Stem and progenitor cells in myelodysplastic syndromes show aberrant stage-specific expansion and harbor genetic and epigenetic alterations.
Will B., Zhou L., Vogler TO., Ben-Neriah S., Schinke C., Tamari R., Yu Y., Bhagat TD., Bhattacharyya S., Barreyro L., Heuck C., Mo Y., Parekh S., McMahon C., Pellagatti A., Boultwood J., Montagna C., Silverman L., Maciejewski J., Greally JM., Ye BH., List AF., Steidl C., Steidl U., Verma A.

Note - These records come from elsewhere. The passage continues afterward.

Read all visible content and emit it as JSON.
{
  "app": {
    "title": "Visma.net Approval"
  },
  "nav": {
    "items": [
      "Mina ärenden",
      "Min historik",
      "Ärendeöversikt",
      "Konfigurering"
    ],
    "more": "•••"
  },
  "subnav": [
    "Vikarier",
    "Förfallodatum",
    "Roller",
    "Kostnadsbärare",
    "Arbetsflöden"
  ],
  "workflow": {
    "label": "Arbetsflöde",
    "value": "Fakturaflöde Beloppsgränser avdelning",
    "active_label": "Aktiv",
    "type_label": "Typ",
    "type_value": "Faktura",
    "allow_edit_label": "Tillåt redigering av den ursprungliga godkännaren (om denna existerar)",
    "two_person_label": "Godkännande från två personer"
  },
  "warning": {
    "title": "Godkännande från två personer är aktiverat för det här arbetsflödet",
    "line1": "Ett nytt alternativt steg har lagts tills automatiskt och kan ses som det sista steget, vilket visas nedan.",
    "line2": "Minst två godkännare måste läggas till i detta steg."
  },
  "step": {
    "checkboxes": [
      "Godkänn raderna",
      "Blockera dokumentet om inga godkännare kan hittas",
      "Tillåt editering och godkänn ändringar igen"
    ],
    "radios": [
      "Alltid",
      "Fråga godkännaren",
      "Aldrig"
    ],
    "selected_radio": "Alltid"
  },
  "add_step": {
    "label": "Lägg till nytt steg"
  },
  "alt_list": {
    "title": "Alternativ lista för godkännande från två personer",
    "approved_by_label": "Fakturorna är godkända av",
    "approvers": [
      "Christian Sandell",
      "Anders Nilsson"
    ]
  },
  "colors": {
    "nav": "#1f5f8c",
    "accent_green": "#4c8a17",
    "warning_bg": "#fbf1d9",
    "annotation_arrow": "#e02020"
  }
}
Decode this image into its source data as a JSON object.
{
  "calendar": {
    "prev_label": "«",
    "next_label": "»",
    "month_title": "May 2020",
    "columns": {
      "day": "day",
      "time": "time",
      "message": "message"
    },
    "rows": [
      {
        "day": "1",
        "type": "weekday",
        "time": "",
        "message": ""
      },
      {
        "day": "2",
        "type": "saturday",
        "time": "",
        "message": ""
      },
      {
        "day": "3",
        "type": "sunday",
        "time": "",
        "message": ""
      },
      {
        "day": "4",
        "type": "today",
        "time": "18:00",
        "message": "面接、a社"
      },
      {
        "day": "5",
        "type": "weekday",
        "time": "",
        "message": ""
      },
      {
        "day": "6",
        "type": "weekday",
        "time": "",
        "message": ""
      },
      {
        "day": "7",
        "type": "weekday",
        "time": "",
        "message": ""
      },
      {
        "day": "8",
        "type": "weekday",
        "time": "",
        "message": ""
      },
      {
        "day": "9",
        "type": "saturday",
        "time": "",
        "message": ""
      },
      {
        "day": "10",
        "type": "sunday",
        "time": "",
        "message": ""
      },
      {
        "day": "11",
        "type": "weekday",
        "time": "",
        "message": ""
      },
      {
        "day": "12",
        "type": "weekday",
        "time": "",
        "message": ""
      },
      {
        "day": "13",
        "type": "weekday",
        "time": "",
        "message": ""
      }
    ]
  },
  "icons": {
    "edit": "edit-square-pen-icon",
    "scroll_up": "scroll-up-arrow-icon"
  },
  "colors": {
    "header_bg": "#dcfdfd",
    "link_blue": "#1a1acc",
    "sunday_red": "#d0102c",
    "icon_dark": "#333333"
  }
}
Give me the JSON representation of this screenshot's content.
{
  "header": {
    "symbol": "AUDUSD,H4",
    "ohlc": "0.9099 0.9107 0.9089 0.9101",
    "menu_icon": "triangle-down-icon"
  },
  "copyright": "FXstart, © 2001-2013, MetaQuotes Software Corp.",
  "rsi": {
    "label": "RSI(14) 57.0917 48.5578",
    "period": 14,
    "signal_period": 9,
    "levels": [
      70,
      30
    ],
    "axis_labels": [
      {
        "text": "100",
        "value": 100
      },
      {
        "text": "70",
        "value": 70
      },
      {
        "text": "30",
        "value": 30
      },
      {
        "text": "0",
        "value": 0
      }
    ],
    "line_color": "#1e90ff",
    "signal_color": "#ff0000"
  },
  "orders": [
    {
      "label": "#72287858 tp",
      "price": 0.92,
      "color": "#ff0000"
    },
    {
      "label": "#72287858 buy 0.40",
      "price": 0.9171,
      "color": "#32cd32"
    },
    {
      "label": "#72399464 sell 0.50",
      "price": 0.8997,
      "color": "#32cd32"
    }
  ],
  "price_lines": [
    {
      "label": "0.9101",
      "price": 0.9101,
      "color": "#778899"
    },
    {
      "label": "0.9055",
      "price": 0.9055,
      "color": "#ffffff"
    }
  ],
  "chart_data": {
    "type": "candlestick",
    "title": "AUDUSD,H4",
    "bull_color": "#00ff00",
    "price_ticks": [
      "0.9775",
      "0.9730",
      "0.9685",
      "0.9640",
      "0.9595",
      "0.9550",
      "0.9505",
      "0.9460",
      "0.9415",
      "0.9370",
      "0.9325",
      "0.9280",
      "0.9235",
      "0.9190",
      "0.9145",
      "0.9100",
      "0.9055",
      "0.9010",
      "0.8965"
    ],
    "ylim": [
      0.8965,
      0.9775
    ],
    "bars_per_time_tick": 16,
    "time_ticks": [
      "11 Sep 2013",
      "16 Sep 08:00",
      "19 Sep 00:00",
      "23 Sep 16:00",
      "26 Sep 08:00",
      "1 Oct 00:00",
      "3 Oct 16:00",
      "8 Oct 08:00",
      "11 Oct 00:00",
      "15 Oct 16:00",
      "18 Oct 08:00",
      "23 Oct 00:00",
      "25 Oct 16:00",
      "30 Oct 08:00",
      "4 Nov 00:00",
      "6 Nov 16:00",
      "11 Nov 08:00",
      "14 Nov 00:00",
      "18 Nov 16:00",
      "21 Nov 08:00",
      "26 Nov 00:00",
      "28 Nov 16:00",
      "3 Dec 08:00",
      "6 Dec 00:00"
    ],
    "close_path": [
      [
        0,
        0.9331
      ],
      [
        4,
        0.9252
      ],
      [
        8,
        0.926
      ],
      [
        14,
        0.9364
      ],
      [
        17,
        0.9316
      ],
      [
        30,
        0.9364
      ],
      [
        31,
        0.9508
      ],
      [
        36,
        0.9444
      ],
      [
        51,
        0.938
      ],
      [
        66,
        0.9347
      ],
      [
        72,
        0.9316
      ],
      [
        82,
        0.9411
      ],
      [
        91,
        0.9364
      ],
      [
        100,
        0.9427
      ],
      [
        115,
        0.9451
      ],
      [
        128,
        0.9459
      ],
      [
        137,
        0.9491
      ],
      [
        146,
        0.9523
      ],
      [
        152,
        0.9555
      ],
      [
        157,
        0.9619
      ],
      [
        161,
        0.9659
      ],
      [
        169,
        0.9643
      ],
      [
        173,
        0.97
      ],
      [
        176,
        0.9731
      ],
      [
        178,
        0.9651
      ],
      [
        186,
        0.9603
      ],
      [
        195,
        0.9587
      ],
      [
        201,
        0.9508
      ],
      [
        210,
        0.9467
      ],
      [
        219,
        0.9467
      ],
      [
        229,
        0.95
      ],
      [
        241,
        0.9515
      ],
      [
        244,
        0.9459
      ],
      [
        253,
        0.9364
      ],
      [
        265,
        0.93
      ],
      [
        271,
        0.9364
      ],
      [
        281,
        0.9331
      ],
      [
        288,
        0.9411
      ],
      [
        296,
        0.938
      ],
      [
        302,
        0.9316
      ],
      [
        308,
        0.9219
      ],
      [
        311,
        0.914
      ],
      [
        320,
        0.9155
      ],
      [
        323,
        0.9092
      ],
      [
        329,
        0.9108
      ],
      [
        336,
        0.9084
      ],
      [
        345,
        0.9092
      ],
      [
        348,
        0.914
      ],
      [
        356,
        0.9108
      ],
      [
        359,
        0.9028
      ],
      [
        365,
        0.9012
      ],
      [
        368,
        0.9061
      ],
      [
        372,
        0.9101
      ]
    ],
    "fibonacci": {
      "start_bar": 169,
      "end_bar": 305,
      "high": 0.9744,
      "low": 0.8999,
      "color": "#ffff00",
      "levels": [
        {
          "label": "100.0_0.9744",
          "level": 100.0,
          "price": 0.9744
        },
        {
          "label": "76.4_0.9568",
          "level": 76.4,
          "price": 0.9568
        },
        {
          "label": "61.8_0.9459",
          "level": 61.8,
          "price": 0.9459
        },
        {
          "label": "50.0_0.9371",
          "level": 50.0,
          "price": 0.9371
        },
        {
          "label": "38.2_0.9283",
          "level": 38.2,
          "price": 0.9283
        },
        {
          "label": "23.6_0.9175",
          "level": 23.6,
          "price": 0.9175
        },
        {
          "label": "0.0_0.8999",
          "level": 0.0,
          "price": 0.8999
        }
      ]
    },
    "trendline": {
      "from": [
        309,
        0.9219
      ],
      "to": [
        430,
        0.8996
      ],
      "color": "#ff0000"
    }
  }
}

Even though hematopoietic stem cell (HSC) dysfunction is presumed in myelodysplastic syndrome (MDS), the exact nature of quantitative and qualitative alterations is unknown. We conducted a study of phenotypic and molecular alterations in highly fractionated stem and progenitor populations in a variety of MDS subtypes. We observed an expansion of the phenotypically primitive long-term HSCs (lineage(-)/CD34(+)/CD38(-)/CD90(+)) in MDS, which was most pronounced in higher-risk cases. These MDS HSCs demonstrated dysplastic clonogenic activity. Examination of progenitors revealed that lower-risk MDS is characterized by expansion of phenotypic common myeloid progenitors, whereas higher-risk cases revealed expansion of granulocyte-monocyte progenitors. Genome-wide analysis of sorted MDS HSCs revealed widespread methylomic and transcriptomic alterations. STAT3 was an aberrantly hypomethylated and overexpressed target that was validated in an independent cohort and found to be functionally relevant in MDS HSCs. FISH analysis demonstrated that a very high percentage of MDS HSC (92% ± 4%) carry cytogenetic abnormalities. Longitudinal analysis in a patient treated with 5-azacytidine revealed that karyotypically abnormal HSCs persist even during complete morphologic remission and that expansion of clonotypic HSCs precedes clinical relapse. This study demonstrates that stem and progenitor cells in MDS are characterized by stage-specific expansions and contain epigenetic and genetic alterations.